British Wrestling welcomes the APPG’s report on an industry our sport is often confused with. Whilst we agree and support the majority of recommendations that seek to make the industry safer and more transparent for all involved it is clear that the key issue of sport or art remains.
Sport is defined by the Oxford English Dictionary as “An activity involving physical exertion and skill in which an individual or team competes against another or others for entertainment”. Whereas professional wrestling is “A type of entertainment involving wrestling matches whose progress and outcome are planned in advance, typically between performers with established character roles”. Sport by definition requires competition and the pursuit of victory which by its nature is not included in professional wrestling.

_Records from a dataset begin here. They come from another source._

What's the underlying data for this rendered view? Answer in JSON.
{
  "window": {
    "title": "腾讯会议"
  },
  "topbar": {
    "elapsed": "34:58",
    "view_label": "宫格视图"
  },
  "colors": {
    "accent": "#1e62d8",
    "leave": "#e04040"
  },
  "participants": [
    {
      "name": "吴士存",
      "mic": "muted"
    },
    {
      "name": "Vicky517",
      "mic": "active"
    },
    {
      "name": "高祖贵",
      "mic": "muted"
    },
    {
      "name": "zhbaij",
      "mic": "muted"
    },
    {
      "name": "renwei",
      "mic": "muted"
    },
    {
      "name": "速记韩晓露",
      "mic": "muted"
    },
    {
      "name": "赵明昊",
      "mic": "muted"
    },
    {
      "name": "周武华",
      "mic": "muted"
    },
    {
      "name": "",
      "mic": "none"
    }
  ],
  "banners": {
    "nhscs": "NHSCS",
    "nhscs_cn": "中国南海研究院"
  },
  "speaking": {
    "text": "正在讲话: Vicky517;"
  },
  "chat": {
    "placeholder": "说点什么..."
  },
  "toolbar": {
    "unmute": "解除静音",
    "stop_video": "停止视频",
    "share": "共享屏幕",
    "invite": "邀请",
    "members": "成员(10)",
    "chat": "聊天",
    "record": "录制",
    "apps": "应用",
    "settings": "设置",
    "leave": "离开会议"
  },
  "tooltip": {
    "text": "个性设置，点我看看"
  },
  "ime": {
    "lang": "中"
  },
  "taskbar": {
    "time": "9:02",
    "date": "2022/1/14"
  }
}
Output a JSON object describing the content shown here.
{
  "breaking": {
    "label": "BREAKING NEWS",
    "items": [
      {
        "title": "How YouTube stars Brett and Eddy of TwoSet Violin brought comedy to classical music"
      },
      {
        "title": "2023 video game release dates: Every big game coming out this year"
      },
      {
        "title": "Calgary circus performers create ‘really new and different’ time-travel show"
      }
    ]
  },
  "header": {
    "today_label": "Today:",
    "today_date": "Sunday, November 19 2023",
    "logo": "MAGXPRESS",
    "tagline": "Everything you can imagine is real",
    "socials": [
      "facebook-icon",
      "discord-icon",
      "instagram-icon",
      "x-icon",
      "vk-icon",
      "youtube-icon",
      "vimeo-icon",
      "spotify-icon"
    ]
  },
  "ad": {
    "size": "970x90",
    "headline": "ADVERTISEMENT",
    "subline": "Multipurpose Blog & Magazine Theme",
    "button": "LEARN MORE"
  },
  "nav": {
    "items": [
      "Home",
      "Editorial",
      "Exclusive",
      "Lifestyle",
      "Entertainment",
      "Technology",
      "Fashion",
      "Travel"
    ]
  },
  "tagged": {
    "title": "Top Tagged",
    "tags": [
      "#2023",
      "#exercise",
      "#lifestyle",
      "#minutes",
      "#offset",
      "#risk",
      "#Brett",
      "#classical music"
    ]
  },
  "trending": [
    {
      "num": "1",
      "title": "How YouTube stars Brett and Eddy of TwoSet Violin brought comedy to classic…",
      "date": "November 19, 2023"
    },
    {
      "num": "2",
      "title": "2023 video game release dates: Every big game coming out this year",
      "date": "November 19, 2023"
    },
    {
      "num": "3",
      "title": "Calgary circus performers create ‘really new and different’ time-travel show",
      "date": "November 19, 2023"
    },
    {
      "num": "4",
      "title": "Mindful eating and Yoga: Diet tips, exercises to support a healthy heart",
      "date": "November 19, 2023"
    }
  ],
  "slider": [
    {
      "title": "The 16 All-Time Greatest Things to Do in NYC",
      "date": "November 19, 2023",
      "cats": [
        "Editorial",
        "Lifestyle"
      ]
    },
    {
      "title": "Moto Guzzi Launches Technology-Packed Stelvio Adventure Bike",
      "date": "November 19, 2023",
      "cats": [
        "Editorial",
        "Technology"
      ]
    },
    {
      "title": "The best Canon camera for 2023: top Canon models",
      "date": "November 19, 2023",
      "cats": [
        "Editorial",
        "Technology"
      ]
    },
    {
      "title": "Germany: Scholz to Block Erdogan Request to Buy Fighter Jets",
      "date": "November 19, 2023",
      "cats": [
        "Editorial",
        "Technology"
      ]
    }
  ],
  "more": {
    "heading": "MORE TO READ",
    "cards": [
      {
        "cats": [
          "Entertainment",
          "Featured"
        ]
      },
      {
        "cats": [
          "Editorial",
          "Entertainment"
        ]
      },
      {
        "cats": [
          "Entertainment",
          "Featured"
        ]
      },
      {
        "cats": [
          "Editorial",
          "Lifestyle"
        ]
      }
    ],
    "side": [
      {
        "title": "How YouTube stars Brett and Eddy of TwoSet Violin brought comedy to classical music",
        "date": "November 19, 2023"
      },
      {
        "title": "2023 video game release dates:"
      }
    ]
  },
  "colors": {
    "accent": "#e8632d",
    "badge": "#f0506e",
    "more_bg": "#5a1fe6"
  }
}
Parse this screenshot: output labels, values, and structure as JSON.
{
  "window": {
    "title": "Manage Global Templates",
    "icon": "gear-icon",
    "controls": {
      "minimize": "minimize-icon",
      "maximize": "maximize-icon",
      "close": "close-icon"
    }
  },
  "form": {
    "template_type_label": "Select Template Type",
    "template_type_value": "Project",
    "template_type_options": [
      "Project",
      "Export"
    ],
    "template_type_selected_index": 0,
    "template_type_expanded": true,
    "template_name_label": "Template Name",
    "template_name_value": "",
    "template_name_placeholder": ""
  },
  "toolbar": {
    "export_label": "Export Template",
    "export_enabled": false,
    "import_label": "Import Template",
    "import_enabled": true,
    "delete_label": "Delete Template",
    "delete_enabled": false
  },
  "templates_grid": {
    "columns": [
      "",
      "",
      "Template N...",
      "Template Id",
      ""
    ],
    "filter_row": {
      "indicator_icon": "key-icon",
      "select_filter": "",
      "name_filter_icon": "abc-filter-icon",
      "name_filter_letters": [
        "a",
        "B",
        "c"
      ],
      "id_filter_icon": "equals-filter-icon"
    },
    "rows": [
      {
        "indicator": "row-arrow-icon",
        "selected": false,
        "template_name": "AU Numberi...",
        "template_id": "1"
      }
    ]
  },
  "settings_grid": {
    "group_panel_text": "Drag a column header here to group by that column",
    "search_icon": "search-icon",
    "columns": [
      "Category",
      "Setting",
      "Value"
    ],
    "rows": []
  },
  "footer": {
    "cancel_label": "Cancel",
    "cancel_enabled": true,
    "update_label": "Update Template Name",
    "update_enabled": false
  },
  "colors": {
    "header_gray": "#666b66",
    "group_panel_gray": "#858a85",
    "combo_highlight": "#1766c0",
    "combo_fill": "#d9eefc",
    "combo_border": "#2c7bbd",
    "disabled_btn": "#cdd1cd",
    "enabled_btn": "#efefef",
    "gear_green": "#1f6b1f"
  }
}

The performers involved in professional wrestling are clearly well trained athletic individuals however they train for the purpose of entertainment not for sport. To classify professional wrestling as a sport due to the training required would be to do the same for performers in many other professions, to take Cirque du Soleil as just one example.
Furthermore, by classifying the training as sport but shows, promotions and associated activity as theatrical, the report recommends applying differing guidance, legislation and regulation to the industry dependent on the setting. This will only exacerbate the problems seen in professional wrestling where, for too long, the industry has fallen between two sectors and make it more challenging to understand how the industry is governed and regulated.
British Wrestling works to ensure our safeguarding and welfare policies and procedures are robust to make the sport of wrestling as safe as possible for all participants. Our policies and procedures apply to all aspects of our sport, both training and competition, meaning our clubs, coaches, officials and participants have clarity on the requirements across the sport. This must be the case for any regulation or legislation for professional wrestling.
To be clear British Wrestling strongly discourages the government from classifying any aspect of professional wrestling as a sport.